Each error is a to-do item. “End tag li implied” means line 3’s <li>HTML was never closed — add </li>. “Quote expected for attribute value” means wrap logo.png in quotes: src="logo.png". “Unknown element strang” means fix the typo to <strong>. Fix all three, re-run, and you want to see the green “Document checking completed. No errors or warnings to show.”

Note: Output: After fixing all three mistakes and re-validating, the page shows a green success bar: “Document checking completed. No errors or warnings to show.”

When to validate

  • Before you hand a page to a client or push it live.
  • When something renders oddly and you cannot see why — an unclosed tag is often the culprit.
  • Whenever you copy markup from the internet, to confirm it is clean before trusting it.

Tip: Validation checks structure, not good taste. A page can be 100% valid and still use <h4> for the main title or skip alt text in spirit. Pair validation with the Style Guide and Accessibility lessons for truly professional markup.

Watch out: Do not chase every warning to zero — warnings are advice, not errors. Always fix the red errors (real rule violations); read the yellow warnings and apply the ones that make sense.

Q. Why validate HTML if the page already looks correct in your browser?

Answer: Browsers forgive and guess around mistakes, so a page can look fine while hiding real errors.
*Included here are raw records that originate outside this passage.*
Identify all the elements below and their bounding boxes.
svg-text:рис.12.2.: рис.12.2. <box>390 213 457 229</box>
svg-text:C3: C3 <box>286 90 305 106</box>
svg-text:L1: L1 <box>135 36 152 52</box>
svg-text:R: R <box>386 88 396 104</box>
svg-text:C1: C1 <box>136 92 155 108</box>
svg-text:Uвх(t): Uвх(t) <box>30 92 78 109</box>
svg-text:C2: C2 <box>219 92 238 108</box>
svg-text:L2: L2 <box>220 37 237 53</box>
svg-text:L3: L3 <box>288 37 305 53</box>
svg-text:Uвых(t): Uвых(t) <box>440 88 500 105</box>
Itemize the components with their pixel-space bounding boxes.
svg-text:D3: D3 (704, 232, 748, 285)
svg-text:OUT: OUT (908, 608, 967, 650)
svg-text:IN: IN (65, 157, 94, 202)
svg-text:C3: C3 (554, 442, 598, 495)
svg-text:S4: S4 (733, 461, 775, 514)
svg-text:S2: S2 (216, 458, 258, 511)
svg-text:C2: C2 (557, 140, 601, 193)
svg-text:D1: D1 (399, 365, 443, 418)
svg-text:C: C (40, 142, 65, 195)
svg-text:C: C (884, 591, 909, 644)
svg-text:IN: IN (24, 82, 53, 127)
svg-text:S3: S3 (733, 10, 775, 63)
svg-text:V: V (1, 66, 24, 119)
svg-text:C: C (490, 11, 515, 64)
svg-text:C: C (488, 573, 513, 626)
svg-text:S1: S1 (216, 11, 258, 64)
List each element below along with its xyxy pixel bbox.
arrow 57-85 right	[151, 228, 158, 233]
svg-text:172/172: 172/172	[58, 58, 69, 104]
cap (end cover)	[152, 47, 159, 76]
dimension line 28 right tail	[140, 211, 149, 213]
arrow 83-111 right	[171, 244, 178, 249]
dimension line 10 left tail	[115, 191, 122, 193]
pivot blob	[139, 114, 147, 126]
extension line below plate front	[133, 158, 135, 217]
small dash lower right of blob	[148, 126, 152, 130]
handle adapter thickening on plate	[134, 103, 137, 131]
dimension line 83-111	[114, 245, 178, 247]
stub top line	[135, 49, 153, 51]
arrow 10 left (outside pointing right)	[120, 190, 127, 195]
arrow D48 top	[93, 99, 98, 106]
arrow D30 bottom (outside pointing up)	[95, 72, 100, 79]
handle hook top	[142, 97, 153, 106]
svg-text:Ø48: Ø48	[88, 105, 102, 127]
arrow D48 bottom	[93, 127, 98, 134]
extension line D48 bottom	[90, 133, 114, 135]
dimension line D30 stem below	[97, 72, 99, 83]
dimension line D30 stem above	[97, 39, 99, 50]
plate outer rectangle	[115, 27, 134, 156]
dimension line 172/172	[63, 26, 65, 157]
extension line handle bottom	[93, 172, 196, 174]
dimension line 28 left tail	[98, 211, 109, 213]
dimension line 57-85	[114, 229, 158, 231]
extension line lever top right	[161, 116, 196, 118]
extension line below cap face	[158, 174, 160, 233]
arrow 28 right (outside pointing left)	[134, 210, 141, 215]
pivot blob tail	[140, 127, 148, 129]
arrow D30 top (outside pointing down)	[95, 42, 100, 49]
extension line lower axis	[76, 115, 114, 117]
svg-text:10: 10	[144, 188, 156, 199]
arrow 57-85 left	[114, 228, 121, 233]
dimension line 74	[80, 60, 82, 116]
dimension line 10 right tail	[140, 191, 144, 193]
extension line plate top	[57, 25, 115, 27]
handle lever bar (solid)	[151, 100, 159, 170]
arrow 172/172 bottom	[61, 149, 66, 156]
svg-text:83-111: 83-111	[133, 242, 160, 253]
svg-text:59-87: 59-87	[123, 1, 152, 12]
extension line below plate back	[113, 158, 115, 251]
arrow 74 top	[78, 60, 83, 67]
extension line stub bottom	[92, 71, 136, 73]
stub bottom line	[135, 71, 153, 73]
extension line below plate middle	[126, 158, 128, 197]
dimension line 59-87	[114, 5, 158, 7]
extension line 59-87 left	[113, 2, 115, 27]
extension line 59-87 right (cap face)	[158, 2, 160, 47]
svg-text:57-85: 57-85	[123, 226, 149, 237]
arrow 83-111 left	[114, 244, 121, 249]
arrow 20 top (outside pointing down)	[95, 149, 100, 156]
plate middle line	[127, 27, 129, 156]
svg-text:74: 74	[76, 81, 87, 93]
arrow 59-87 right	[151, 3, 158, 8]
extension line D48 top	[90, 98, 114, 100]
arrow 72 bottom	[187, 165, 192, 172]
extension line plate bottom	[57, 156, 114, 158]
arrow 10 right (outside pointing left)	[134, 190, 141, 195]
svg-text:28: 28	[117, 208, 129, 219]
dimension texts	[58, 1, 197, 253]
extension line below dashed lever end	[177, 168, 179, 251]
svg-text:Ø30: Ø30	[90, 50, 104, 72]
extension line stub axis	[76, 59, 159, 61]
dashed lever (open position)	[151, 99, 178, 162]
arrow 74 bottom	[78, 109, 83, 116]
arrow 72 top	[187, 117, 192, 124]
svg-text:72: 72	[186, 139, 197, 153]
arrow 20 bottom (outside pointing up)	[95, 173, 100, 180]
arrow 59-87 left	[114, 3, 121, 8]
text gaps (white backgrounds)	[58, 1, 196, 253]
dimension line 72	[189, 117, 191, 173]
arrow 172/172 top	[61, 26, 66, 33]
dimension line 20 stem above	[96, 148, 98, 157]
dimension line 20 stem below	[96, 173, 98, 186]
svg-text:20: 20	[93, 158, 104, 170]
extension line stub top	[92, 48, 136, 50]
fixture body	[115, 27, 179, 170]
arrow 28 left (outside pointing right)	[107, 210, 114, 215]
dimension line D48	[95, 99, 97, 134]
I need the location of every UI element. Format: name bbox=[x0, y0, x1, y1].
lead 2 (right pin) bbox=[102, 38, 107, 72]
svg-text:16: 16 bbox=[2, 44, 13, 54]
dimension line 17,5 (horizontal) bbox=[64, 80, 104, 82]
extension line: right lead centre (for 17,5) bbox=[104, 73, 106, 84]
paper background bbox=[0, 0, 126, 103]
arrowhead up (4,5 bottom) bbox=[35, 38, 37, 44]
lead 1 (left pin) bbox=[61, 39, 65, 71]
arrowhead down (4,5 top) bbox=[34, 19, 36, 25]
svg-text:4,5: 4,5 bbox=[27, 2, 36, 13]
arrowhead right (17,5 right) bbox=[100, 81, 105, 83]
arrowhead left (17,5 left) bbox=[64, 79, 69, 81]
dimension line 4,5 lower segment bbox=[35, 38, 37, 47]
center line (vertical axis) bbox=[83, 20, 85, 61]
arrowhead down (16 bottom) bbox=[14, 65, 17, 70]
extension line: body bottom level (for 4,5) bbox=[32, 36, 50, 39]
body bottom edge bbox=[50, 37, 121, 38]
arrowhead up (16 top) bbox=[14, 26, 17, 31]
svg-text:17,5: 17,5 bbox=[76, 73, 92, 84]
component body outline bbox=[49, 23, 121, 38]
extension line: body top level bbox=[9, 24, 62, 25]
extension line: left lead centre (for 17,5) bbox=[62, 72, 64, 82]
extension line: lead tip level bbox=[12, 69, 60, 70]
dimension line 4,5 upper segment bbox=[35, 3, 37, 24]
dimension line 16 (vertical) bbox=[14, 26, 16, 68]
The validator surfaces those so you can fix them before they cause trouble elsewhere.

✍️ Practice

  1. Paste the broken snippet above into validator.w3.org (Direct Input), then fix every error until you get the green “No errors” message.
  2. Validate one of your own earlier project pages by File Upload and fix anything it flags.

🏠 Homework

  1. Take your Personal Profile Page, run it through the validator, and make it pass with zero errors. Keep a note of what you had to fix.